Monday, January 4, 2010

Goodbye to the Aughts, Baby!


Is it too late to write about New Years? Your blogger spent the holidays trying to take care of a sore throat/cold that (thanks to the very good Doctor at the local urgent care clinic) turned out to be strep throat. As a result, the January 1st posting has waited four days to germinate. However, I've been happy to have a few days to think about it.

2009 was a challenging year for all, but I like to think that in the crucible of the most intense recession of our lives, I learned how to prioritize better, to become more creative and resourceful in my work, and to not just accept things as they are. I think we'll collectively look back on the past year and be grateful about how we avoided the worst that might have been. Some will disagree, saying that Obama has taken us on an inexorable march towards socialism, but I disagree and refuse to digress.

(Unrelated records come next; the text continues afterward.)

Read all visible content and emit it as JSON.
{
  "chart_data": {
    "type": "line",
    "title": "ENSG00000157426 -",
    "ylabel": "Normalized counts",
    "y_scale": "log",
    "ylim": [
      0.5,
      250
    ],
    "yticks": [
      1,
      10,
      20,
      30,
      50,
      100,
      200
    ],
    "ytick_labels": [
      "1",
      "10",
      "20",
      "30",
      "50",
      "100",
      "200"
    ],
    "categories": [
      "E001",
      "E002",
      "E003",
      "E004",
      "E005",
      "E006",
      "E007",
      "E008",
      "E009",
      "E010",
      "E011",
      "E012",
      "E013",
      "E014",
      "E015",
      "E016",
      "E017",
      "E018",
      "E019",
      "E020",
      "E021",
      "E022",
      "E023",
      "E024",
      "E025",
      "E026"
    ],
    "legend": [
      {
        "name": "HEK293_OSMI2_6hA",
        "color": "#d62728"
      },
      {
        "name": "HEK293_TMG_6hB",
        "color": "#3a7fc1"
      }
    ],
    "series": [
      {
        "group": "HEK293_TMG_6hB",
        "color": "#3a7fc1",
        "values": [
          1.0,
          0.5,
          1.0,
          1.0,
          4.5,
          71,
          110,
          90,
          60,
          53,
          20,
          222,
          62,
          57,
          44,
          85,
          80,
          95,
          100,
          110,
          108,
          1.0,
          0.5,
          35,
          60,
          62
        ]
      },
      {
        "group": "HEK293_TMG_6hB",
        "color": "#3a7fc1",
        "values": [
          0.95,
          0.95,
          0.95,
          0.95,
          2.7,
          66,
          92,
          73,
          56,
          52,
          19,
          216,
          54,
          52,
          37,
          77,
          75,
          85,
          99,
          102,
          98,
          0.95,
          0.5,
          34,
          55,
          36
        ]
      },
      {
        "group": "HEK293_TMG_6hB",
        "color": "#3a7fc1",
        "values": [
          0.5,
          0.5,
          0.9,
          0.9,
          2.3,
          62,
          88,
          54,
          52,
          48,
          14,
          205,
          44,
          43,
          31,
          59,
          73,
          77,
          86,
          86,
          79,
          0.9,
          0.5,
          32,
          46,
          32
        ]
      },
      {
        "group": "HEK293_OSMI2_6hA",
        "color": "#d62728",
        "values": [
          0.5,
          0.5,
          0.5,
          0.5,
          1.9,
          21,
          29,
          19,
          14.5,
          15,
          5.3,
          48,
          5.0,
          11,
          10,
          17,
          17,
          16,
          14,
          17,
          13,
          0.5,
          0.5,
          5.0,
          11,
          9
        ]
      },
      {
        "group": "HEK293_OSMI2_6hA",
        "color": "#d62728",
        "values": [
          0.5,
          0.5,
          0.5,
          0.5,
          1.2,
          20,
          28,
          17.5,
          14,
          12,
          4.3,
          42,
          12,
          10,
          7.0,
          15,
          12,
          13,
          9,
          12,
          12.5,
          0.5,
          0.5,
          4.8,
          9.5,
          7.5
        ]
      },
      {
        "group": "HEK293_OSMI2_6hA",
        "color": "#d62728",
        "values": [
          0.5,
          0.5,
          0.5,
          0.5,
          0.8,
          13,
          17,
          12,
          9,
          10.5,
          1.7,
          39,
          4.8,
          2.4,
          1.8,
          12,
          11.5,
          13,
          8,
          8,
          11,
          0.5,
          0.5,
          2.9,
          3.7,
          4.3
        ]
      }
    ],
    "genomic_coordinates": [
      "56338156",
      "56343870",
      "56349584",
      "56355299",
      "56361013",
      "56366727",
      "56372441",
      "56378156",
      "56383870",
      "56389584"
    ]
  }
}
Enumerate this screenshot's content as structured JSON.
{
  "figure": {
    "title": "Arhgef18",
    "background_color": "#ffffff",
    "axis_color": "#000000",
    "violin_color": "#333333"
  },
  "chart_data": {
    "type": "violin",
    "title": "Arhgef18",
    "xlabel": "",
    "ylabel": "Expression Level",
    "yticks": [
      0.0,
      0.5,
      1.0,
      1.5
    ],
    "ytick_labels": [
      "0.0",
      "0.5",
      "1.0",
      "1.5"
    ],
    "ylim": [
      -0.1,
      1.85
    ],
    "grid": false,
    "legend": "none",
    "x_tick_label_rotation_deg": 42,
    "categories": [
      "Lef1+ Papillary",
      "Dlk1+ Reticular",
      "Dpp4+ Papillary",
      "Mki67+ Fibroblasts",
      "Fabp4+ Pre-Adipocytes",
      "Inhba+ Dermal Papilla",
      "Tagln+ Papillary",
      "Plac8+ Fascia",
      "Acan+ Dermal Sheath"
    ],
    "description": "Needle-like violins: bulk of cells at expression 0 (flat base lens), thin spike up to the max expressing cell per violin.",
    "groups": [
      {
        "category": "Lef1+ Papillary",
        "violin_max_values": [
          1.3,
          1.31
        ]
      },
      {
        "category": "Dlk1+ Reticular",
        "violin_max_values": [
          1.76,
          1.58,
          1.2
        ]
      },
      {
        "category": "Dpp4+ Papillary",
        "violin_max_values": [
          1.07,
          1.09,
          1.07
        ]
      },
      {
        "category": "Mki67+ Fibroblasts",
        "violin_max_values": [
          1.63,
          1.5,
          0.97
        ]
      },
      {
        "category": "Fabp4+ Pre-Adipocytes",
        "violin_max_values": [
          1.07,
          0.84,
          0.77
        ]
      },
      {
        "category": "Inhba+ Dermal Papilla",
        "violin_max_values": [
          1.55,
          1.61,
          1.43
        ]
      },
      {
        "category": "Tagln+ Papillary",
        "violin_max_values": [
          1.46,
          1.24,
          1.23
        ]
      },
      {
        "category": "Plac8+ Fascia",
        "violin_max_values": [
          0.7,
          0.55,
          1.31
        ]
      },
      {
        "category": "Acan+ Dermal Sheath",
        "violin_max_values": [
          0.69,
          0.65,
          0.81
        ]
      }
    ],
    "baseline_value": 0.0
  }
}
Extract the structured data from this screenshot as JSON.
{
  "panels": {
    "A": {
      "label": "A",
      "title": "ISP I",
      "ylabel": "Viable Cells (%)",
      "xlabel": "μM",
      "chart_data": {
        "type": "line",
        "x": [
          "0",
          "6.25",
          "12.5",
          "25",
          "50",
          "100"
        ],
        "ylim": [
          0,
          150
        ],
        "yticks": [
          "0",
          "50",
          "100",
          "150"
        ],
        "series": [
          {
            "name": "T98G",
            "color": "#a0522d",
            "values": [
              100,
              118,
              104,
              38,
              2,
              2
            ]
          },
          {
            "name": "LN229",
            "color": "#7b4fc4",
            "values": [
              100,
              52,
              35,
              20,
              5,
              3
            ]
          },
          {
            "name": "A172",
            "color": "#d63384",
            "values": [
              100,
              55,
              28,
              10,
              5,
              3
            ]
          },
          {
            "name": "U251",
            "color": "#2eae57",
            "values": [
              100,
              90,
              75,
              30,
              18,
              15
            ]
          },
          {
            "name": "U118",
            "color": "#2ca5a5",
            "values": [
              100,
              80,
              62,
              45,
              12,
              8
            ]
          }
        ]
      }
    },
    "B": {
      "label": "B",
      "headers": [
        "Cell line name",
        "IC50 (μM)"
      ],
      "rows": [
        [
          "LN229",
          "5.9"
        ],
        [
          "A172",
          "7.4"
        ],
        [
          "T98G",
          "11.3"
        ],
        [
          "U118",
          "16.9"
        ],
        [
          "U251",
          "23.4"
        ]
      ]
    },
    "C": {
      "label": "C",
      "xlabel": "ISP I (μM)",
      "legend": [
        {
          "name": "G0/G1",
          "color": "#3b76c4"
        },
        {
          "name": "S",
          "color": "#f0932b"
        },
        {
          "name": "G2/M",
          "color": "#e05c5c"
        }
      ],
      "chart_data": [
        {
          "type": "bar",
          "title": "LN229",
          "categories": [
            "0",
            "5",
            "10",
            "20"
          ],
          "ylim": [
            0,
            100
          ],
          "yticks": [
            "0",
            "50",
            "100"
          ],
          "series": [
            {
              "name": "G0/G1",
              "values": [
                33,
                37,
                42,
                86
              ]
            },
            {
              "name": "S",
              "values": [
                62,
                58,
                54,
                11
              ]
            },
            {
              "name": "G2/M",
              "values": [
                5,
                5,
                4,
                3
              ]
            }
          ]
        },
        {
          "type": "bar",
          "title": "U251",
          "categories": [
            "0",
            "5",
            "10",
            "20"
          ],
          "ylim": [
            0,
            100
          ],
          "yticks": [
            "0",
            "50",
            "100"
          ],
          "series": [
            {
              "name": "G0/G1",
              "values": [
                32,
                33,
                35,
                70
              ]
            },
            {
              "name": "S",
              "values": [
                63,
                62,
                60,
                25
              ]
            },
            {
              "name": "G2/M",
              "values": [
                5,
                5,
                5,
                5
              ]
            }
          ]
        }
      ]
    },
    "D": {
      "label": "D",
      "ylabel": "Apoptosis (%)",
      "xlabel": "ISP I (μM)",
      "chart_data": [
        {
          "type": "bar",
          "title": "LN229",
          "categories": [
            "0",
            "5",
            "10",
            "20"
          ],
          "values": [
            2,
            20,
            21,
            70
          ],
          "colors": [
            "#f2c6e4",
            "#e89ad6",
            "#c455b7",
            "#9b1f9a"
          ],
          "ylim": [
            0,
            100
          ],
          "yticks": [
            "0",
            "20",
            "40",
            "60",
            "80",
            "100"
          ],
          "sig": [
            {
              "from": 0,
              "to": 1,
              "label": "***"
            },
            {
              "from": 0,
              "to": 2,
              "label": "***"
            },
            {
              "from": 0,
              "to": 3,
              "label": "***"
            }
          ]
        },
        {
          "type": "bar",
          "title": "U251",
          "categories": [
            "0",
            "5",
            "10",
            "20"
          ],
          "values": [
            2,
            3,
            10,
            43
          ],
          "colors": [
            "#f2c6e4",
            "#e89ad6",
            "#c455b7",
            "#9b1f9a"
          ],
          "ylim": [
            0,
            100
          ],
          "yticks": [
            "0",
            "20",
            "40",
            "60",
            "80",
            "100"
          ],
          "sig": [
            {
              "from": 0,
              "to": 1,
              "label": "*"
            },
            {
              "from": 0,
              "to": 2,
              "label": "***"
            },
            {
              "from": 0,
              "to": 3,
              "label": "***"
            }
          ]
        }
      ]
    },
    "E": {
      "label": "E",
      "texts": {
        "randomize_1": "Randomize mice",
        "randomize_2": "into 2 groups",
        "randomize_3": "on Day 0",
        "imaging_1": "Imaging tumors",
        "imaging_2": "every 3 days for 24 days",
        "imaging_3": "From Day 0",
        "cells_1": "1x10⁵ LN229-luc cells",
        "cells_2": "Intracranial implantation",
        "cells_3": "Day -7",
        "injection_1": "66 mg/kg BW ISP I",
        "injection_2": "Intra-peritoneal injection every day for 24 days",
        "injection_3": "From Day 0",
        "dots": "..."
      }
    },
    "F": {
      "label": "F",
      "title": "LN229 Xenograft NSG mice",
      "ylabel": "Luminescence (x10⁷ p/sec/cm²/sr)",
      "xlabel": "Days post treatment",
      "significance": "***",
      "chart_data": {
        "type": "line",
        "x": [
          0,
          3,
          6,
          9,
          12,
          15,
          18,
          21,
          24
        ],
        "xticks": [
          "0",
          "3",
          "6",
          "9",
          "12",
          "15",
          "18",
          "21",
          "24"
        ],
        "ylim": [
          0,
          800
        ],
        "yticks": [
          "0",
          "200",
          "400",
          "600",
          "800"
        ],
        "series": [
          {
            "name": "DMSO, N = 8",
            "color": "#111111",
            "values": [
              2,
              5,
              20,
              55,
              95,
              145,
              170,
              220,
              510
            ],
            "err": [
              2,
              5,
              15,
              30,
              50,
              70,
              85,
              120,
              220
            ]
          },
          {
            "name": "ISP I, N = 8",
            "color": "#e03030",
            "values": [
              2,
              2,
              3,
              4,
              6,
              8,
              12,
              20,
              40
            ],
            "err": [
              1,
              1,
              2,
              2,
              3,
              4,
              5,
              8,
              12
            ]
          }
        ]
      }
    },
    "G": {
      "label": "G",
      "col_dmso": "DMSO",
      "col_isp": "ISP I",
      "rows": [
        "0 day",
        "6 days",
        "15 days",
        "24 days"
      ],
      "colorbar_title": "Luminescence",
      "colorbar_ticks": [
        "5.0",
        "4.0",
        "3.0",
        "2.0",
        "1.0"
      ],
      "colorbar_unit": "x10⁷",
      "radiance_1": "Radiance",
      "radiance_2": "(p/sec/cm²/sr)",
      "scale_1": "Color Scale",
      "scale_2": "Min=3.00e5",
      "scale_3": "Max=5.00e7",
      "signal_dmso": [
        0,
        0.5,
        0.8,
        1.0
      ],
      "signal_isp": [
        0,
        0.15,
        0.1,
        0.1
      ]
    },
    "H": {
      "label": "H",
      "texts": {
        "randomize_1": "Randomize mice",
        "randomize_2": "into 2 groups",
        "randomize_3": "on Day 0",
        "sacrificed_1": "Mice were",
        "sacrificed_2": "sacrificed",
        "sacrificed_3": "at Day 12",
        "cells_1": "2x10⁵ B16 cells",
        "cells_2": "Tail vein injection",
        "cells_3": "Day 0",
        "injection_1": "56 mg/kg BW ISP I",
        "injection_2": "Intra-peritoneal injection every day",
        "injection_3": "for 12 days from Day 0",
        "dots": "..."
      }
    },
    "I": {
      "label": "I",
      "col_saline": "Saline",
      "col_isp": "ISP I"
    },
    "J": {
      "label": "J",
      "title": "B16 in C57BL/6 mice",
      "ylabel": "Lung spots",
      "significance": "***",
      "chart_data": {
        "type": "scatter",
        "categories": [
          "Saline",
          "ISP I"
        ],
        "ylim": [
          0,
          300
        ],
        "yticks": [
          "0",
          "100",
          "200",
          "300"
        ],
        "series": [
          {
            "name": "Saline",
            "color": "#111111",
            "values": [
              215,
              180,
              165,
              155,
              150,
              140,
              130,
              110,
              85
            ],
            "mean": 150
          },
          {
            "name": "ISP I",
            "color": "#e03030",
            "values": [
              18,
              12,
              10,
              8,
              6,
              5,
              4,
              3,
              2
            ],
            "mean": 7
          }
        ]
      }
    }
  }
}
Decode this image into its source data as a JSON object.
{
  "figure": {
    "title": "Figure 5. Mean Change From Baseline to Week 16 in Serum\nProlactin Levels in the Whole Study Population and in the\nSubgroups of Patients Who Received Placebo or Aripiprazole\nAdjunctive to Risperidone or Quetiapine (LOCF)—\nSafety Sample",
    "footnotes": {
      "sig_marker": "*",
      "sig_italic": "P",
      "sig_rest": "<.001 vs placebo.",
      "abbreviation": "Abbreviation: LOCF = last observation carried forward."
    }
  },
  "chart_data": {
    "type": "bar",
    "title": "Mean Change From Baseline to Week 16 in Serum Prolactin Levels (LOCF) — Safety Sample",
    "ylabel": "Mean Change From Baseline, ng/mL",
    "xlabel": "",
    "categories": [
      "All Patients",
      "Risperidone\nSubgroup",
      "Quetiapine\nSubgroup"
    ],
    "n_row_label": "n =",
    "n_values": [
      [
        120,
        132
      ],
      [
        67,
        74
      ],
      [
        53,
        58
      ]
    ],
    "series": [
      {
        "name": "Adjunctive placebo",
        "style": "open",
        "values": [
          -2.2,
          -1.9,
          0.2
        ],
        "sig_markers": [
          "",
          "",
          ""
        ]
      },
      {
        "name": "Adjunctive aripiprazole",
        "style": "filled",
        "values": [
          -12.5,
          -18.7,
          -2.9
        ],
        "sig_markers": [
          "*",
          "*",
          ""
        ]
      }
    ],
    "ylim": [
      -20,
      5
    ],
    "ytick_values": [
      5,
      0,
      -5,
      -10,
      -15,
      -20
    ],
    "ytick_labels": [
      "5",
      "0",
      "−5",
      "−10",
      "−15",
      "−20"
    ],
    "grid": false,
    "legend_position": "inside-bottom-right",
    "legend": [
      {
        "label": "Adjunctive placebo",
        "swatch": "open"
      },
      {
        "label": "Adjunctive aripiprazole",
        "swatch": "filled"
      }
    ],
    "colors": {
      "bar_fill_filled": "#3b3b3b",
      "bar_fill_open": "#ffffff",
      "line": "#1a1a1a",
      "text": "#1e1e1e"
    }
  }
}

What I've been thinking about the most is how we are now (arguably, at least) at the beginning of a new decade. There have been a few reminiscences about what this means in terms of the best television of the last ten years (I say in many cases that's an oxymoron), but honestly this one snuck up on me. I think this has been such a challenging decade that we don't feel much like celebrating it. More like turning the page on ten difficult years and hoping that the teens will be better.

What to make of this decade? What to call it? I do like the "aughts" because it sounds like the way the gentleman at the top would refer to it. It's hard to think of a personal pronoun to attach it to. The "me decade" is already taken, and the "us decade" doesn't fit. Maybe the iDecade because of the fast pace of technology. But here's what I'm thinking about what we were like from 1999 to 2009.

We were angry for much of the time. The decade started with the final fallout from the Lewinsky scandal. (Remember that one? Impeaching a President over a sex act seems, to borrow a term from the subsequent administration, "quaint".) Republicans manufactured a great deal of anger on their side, and Democrats felt like the President they voted for had betrayed them or been unjustly maligned. What a mess. Then George W. Bush and his minions squeaked by in the 2000 election. There are very strong arguments that they manipulated or stole votes in Florida, but at the very least it was an election in which 50 million people voted for his opponent and the other side, had it been as assertive as the Republicans, could have won just as easily. Did Bush govern with the "unity government" as was suggested? Of course not.

Then a litany of infuriating things followed. Worldcom. Enron. The failure of the Iraq war. The disaster of Katrina. On and on and on. And of course, the signature event of this decade and possibly our lives, the September 11th attacks.

September 11th channeled this anger, mixed with intense fear, and created a sense of rage and fear that drove politics for the rest of the decade.

I've wanted to write for a long time about September 11th and haven't been able to put it to words. This is not the time or place for that reminiscence, but if my own experience is any indication, the event brought forth an incredibly complex range of emotions, both all at once and over time: anger; rage; fear; deep, deep sadness, loneliness, powerlessness. I think our country went through a similar experience. We felt a great many things but internalized most of them. They manifested themselves in what I can only call a "rage-based" foreign policy under the Bush administration, focused on avenging the deaths of those killed in New York, Washington and Pennsylvania. It resulted in what we thought would be an easy war to defeat Saddam Hussein, the hated Arab bogeyman and "appropriate" scapegoat; new interpretations of laws allowing the torture and indefnite imprisonment of our enemies; and a go-it-alone approach that alienated us from nearly all of our allies except the U.K., Israel and Australia. I think we're coming out of this funk but it lasted long enough to permeate our domestic politics as well. Witness the hyperbole and screaming about "socialist" stimulus packages and "Nazi policy" being made through healthcare reform.

With a new decade, I hope that we'll no longer be driven by anger and fear. I hope the recession is teaching us to live in a more grateful way and to appreciate our neigbors, rather than to be driven to annoyance or worse by our differences.